Well, N2 is such a strong leaving group that it can be displaced by copper(I) salts like CuI.
And fluorines can be installed by preparing a diazonium tetrafluoroborate (BF4-) salt and allowing it to decompose thermally.
 
4:24 PM
Oh okay
Makes sense
You know my bio professor took bond breaking as exothermic
 
Ugh.
 
ATP + H2O -> ADP + Inorganic phosphate group + energy
Therefore, breaking a phosphate/phosphate bond in ATP is exothermic
What he really meant to say is that the net result of hydrolysis is exothermic
 
Yes, I would hope that was his intent.
 
It wasn't
He put that exact equation on the board and said hey, exothermic bond breaking!
So I got that in class clicker question wrong
 
That's unfortunate. You have my sympathies.
 
4:29 PM
I'm at the horrible stage at which I know, to a good extent, what things that my profs say are bullshit, but I have barely any recourse since I don't have the time (or intelligence) to learn more
Right now I should really be studying orgo and trying to get an "emotional" handle on it
 
hiya
 
Well, time is definitely a scarce resource. I'm not aware of anyone, short of a very few authentic geniuses, who did not struggle for literally years to understand quantum chem deeply. That's the experience of every grad student and professor I've spoken to, anyway.
@Omen, hello.
 
ima just exploring the sites
 
@GregE. In all fairness the qualitative models developed thus far are still pretty powerful
Perhaps it'll be useful too to stress that models are models and no model is perfect
 
@Dissenter, yeah, no question.
 
4:40 PM
I hate it when one of my profs say to draw a lewis structure; that's the "best thing" you can do
Ehh not really
It's one thing to use a model; it's another to ignore all of its shortcomings
 
Yeah. Most of the time, in practice, I'm totally pragmatic about it. Most of the time, I'll use VB theory because it's usually simpler and it usually allows for reasonably accurate predictions. If it fails, I'll try to consider things via qualitative MO theory.
 
My favorite is when he criticizes other professors for using hypothetical compounds such as "compound A" or "B" when he himself uses imaginary compounds such as IBrF2
Ternary interhalogen ftw!
 
Yeah, that does seem to evince a lack of self-awareness.
 
Can we explain why IBrF2 might not exist or be exceedinlgy unstable through qualitative MO theory?
 
I might be wrong, but I think it's energetically unstable by comparison to the diatomics it can decompose into.
I suppose you could explain that via poor bonding orbital overlap due to large differences in size and energy.

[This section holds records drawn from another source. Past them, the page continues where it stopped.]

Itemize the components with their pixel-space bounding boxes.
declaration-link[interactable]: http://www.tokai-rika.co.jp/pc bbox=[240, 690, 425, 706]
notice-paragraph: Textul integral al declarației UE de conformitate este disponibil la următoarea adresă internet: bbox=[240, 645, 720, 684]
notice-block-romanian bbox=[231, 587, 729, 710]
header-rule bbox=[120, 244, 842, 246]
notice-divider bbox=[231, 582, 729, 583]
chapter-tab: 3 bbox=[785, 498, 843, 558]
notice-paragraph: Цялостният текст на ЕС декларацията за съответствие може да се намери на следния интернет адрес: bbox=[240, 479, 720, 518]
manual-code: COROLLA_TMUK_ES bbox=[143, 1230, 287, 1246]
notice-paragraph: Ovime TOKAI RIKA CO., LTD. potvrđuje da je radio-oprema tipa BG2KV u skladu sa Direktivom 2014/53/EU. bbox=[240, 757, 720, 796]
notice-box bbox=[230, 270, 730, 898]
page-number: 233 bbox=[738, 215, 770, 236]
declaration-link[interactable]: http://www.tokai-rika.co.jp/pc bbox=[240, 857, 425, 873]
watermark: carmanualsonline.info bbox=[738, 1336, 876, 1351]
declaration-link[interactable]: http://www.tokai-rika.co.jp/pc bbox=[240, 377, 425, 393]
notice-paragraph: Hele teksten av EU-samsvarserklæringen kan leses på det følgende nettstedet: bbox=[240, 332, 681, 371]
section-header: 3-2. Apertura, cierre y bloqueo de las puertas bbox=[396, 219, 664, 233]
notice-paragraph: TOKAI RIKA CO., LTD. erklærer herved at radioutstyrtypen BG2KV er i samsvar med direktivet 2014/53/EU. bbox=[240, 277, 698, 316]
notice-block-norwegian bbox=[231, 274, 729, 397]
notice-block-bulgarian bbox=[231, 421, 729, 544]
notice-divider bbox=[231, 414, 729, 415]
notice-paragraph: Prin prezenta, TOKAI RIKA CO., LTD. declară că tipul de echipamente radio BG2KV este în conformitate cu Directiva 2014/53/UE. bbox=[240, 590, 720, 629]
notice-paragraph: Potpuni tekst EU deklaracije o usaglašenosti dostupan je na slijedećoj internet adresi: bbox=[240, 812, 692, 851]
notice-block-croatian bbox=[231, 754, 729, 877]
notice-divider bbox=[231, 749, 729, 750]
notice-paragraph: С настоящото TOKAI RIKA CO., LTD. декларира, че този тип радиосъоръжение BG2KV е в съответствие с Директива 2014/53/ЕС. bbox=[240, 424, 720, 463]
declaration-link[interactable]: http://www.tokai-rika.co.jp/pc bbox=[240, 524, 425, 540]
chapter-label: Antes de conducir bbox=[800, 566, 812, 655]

But, that's a totally off-the-cuff response, I'd have to look at some thermodynamic data and maybe orbital energies to be more certain.
 
4:55 PM
Also are the lone pairs in water equivalent?
 
okay, see you all later
 
I don't think they are. If I remember correctly, they're not in degenerate MOs.
 
That's what I remember too
So much to learn!
We're all in varying states of ignorance
Some worse than others
I feel like truth is like the story of the blind men and the elephant
Each felt a different part and came to a different conclusion
 
Yeah, but hopefully they're not deaf and/or mute. Then they can discuss their observations and possibly arrive at a consensus.